Most adults grew up with the idea that juice was a nutritious part of breakfast. Turns out, it’s not so great. When you strip juice from whole fruit, you get too much sugar and no fiber. “That is one of my rules when I talk to parents,” Koch says. “No juice.” She makes exceptions for medically fragile children who need hydration. “But in a healthy child, no. They do not need juice. You get more calories from a 12-ounce serving of 100 percent juice than you do from a can of Coke.” When kids drink juice, Koch says, they want to eat something with it since the juice itself isn’t filling. “So it’s 180 extra calories on top of whatever they’re eating,” she says.
If you feel you absolutely must pack juice in your kid’s lunch, Castle advises 4 to 6-ounce containers of 100 percent juice.

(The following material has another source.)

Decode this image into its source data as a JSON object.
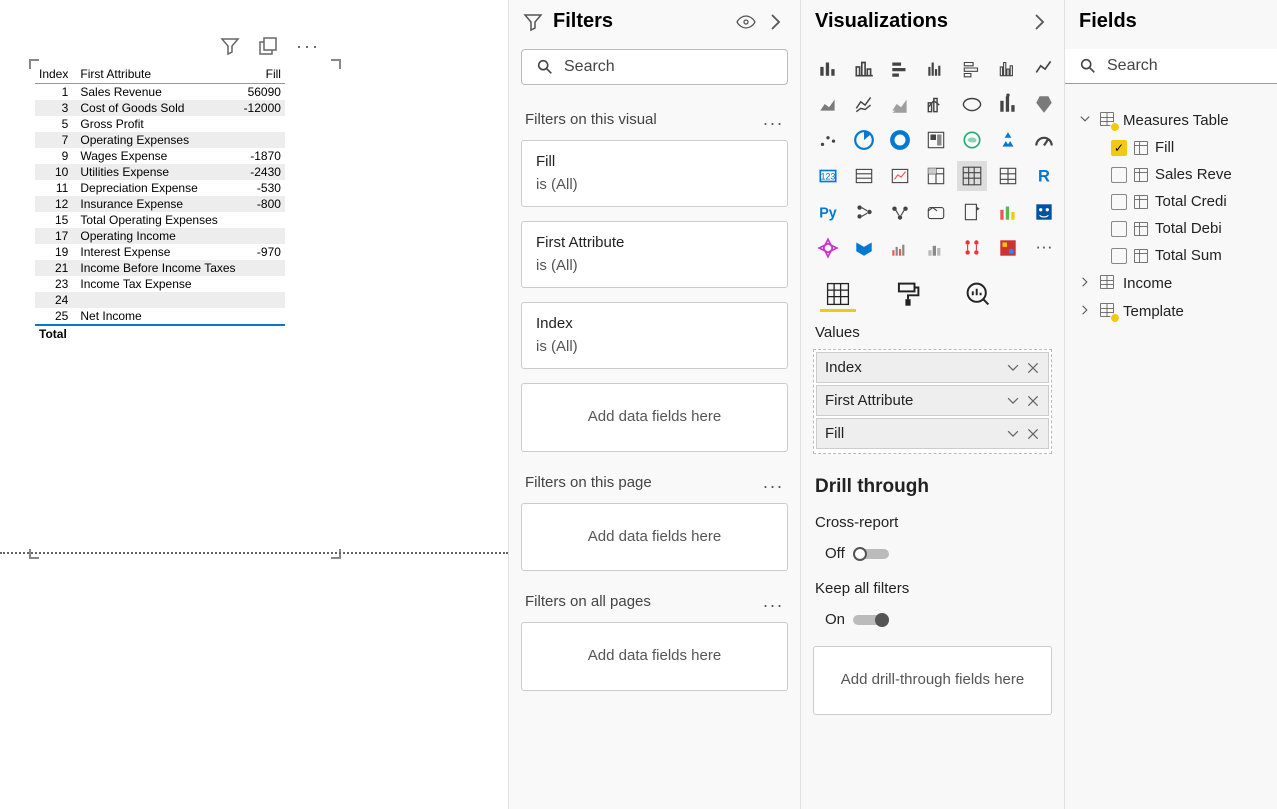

Whole sandwiches for small kids
Little kids don’t need a whole sandwich. “They do better with a half,” says Castle. A whole sandwich might provide too many calories, or simply be too much to eat and get thrown away. Castle recommends supplementing the half sandwich with a piece of fruit, some vegetables, a cheese stick and/or yogurt to provide adequate nutrition for kids. When they get to be around 10, consider switching to a whole sandwich. “It’s teenagers entering their growth spurt that need the whole sandwich,” Castle says.